On the day the San Antonio Express-News announced it had terminated 14 more newsroom employees, Metro Editor Nora Lopez boldly declared, “We still own this city.”

And dinosaurs once ruled the Earth.

Express-News Publisher Susan Pape assured readers that the “Voice of South Texas” remained profitable. Apparently not enough for the Hearst Corp., its parent company.

In the well-worn corporate strategy of regionalization, more Express-News content is being symbiotically merged with sister newspapers in Houston, Beaumont and Laredo.

Among the casualties at 301 Avenue E:

Political writer Peggy Fikac, high school preps reporter Adam Zuvanich and regional correspondent Zeke MacCormack, who took the occasion to tweet apologies for “errors that made it into print despite our best efforts.”

Reporter Vianna Davilla, who dodged the layoff bullet, said of MacCormack: “You worked faster and harder than all of us put together.” See where that got him.

Staff reductions always look good to bean counters at headquarters. After all, why have two reporters when one can do the job?

(To appreciate the ultimate absurdity of that construct, picture the San Antonio Spurs deploying the Houston Rockets’ Trevor Ariza and Clint Capela to replace Dejounte Murray and Pao Gasol, and vice versa.)
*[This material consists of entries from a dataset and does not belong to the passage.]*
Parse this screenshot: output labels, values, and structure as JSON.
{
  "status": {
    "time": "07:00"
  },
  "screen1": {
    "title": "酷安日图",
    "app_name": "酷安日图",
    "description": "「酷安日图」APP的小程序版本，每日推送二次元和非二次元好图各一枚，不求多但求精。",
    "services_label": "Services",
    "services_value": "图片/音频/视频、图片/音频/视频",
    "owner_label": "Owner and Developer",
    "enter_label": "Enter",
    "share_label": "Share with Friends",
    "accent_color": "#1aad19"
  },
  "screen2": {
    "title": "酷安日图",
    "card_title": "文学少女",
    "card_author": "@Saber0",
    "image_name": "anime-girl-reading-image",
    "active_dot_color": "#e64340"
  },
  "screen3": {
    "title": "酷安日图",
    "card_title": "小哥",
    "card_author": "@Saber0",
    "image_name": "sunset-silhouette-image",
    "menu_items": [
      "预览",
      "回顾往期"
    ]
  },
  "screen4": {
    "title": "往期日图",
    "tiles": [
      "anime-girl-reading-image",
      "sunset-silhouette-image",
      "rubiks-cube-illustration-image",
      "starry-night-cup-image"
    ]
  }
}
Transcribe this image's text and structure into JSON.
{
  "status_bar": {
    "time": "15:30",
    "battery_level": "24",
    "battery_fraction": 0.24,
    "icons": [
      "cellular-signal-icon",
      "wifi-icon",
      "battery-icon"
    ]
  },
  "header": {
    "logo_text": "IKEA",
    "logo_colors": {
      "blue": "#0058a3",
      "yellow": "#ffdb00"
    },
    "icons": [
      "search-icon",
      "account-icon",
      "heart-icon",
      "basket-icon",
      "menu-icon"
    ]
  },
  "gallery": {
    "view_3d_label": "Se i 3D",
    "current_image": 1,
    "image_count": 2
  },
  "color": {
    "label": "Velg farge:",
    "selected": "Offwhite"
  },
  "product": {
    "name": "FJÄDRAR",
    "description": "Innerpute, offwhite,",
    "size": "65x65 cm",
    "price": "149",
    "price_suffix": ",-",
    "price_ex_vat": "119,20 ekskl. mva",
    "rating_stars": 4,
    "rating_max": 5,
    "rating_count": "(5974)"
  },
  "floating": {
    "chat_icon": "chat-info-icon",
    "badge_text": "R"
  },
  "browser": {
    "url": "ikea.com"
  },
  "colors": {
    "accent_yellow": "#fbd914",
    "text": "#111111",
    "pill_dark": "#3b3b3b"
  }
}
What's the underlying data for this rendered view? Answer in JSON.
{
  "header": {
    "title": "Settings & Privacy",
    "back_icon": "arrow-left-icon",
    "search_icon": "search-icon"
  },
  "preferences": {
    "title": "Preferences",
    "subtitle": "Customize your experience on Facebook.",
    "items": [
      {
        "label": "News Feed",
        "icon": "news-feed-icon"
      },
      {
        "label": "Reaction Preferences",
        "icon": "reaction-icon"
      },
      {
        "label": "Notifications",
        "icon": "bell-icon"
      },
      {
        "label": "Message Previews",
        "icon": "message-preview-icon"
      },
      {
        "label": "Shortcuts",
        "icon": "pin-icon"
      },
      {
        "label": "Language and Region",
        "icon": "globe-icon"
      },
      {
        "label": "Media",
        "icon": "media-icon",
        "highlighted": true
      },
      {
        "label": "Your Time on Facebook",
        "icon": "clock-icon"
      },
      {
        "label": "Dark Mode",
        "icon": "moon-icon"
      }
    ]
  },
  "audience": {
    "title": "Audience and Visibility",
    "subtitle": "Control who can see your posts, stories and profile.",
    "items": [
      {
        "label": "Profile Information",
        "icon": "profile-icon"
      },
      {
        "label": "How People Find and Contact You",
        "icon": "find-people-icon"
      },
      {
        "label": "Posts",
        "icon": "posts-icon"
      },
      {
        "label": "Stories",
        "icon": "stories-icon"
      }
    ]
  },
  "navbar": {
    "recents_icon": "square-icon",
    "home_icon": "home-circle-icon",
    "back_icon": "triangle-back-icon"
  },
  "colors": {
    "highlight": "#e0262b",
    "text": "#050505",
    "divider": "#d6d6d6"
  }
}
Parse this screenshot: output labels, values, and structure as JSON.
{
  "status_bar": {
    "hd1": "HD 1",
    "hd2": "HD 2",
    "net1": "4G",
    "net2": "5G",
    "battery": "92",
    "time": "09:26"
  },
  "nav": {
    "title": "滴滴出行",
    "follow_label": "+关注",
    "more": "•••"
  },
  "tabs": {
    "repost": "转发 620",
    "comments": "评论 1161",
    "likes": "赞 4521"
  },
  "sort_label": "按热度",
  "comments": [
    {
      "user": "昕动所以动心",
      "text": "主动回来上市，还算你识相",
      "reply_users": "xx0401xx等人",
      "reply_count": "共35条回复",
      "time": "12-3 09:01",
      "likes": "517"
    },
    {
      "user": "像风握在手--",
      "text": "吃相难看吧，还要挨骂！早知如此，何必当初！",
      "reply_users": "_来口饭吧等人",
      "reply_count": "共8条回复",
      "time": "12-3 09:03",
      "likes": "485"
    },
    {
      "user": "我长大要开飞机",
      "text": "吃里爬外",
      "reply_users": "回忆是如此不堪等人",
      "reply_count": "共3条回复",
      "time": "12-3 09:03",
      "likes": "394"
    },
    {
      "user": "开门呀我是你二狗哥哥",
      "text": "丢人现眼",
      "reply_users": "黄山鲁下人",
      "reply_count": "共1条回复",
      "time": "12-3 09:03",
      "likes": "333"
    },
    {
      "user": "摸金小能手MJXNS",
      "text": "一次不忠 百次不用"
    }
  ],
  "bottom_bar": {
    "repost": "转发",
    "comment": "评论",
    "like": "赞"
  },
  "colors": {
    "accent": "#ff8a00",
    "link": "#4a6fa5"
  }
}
The parts-is-parts strategy has been in play for some time in the Alamo City. Generic “staff writer” bylines in the Express-News increasingly belong to Houston Chronicle writers. This has been especially noticeable on the sports pages.

With the loss of news-side reporters, the E-N is taking on a more regional hue and losing its San Antonio identity, even as the fast-growing city is on track to surpass Philadelphia in population.

If newsroom consolidation were such a good idea, regionalized newspapers would be thriving. In fact, they are not. When papers blur their sense of place and identity, they become less relevant to local readers, and readership declines further.

In a sign of things to come, Friday’s edition of the Express-News carried a story about a Border Patrol officer shooting a woman near Laredo. Though the E-N had a bureau in the Rio Grande Valley and Hearst owns the Laredo Morning Times, coverage of the shooting came from the New York Times wire service.

What’s next, San Antonio City Council meetings covered by USA Today?

San Antonio Mayor Ron Nirenberg cried crocodile tears over the layoffs.

“A free press is as vital to a healthy democracy as our government’s own system of checks and balances. The role and importance of independent journalism ought to be fundamental to any civic education, and I hope our nation returns to those values,” the mayor pontificated.

Not to worry, mayor. You can still count on the online Rivard Report, headed by former Express-News editor Robert Rivard. Rivard surely sees the E-N’s continuing demise as another fund-raising opportunity for his site.

In reality, a “free press” is the last thing this mayor, or any other preening politician, wants. The Express-News has obliged with limp, biased or non-existent coverage of corruption and incompetence at City Hall. All that’s done, of course, is erode credibility and make the newspaper less essential to readers.

Key editorial staffers bailed out while they could. Editor Mike Leary retired this month. Former editorial page editor Bruce Davidson, another retiree, is Nirenberg’s spokesman. Managing Editor Jamie Stockwell has moved on.

In 2009, the paper slashed 75 positions.

Military-affairs writer Martin Kuz left for Sacramento awhile back and tweeted: “The country’s seventh-largest city — and its fastest-growing — needs more reporters, not fewer.”

Fikac likely was pink-slipped because much of her political writing about Texas overlapped with similarly leftist musings from the Houston Chronicle. Metro columnist Brian Chasnoff and senior City Hall reporter Josh Baugh were retained, for now, as reliable tools of City Manager Sheryl Sculley, who needs media cover amid challenges from the firefighters union, anger over rising property taxes, dangerously high crime rates, Centro corruption and other simmering controversies.

Chronicle Managing Editor Vernon Loeb is helming the remnants of the San Antonio newsroom until a new editor is found. Clearly, the influence of the Houston flagship will increase in the process.

If past is prologue, the next E-N editor will be another Chamber of Commerce-friendly, politically correct progressive disconnected from the everyday concerns of middle-class taxpayers who constitute many of the paper’s remaining readers. (Job One: Flip the endorsement of Andrew White to Lupe Valdez in time for the gubernatorial election in November.) References from Sculley would be a bonus.

The Express-News is looking for another team player to lead a leaner paper evermore dependent on the Chronicle. Don’t expect it to score many points.

Kenric Ward

Kenric Ward is a freelance journalist based in San Antonio.